This is a how to of how I make books. I do it very differently from other people. For one, I don’t have that loom-like contraption that most books on hand-binding feel is essential. The books I make are around 3X4 inches, so I am able to hold the entire block in my hands easily.
1. Paper: Paper is the most expensive part, so I make small books, and buy sketchpads on sale.
2. Cutting the Paper: I used to do this by hand, or with a mat cutter, but the guillotine cutter saves lots of time. It’s not as accurate, but that’s why I trim later.
3. Folding the signatures: I use six signatures of six sheets each. They have to be folded over together and creased with a bone folder. My ‘bone folder’ is a piece of buffalo horn that I got as a ceramics tool.
4. Marking the signatures: I try to leave a quarter inch at either end so I have extra for trimming later.
5. Making the holes: I use the marks as a guide for the first one, and then after that I use the holes as a guide and plunge the awl through one signature into another.
6. Sewing the signatures: I wax the linen thread first by passing it through the center of a beeswax tealight.
7. Sewn signature showing linen strip: The next stages are to glue the back edge of the signatures together and then to paste on the mull.
8. Gluing the signature: This keeps the signatures from gapping when the book is opened.
9. Making wheat paste: 1 and a half cups water, for tablespoons of flour, cook until thick.

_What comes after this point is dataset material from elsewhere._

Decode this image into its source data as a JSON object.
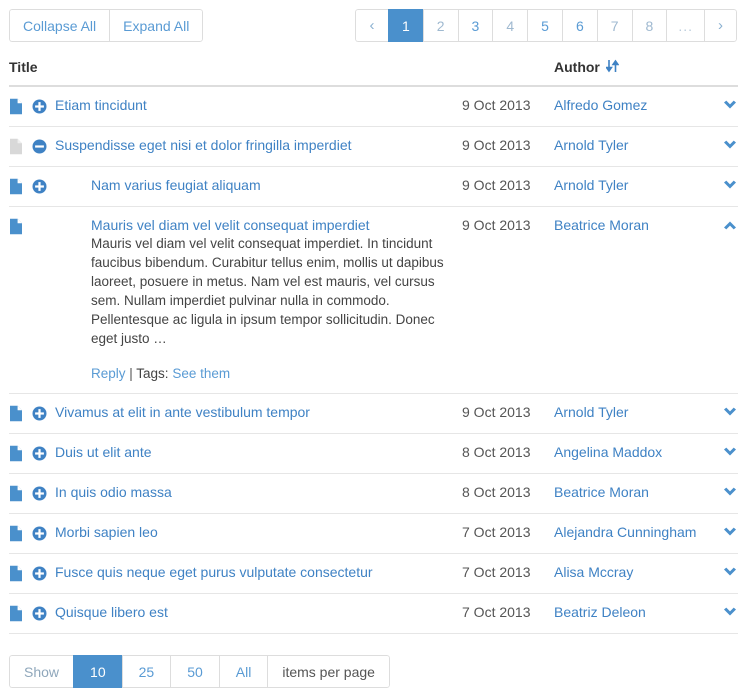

10. Gluing the mull: I use white glue for the spine, as it is more flexible. This time I decided to see if it was better to trim the mull before or after gluing. (Before is better.)
11. Trimming the block: Metal ruler, block of wood, exacto knife, and C clamp.
12. Pasting the covers: The covers are two rectangles of mat board, slightly taller than and about the same width as the block. A second strip of matboard, used to protect the spine, is glued to the inside of the cloth or paper or buckram (whatever I use to cover it.).
There are a lot of ‘necessary’ steps that I don’t do, like sanding the corners of the matboard (I usually forget). Most books on bookbinding also have plans for contraptions to press the books flat (I use a stack of metal weights) to trim them (see above) and to hold them for sewing (I use my left hand.) Sometimes I think it’s better not to worry about doing something ‘right’, and just do it.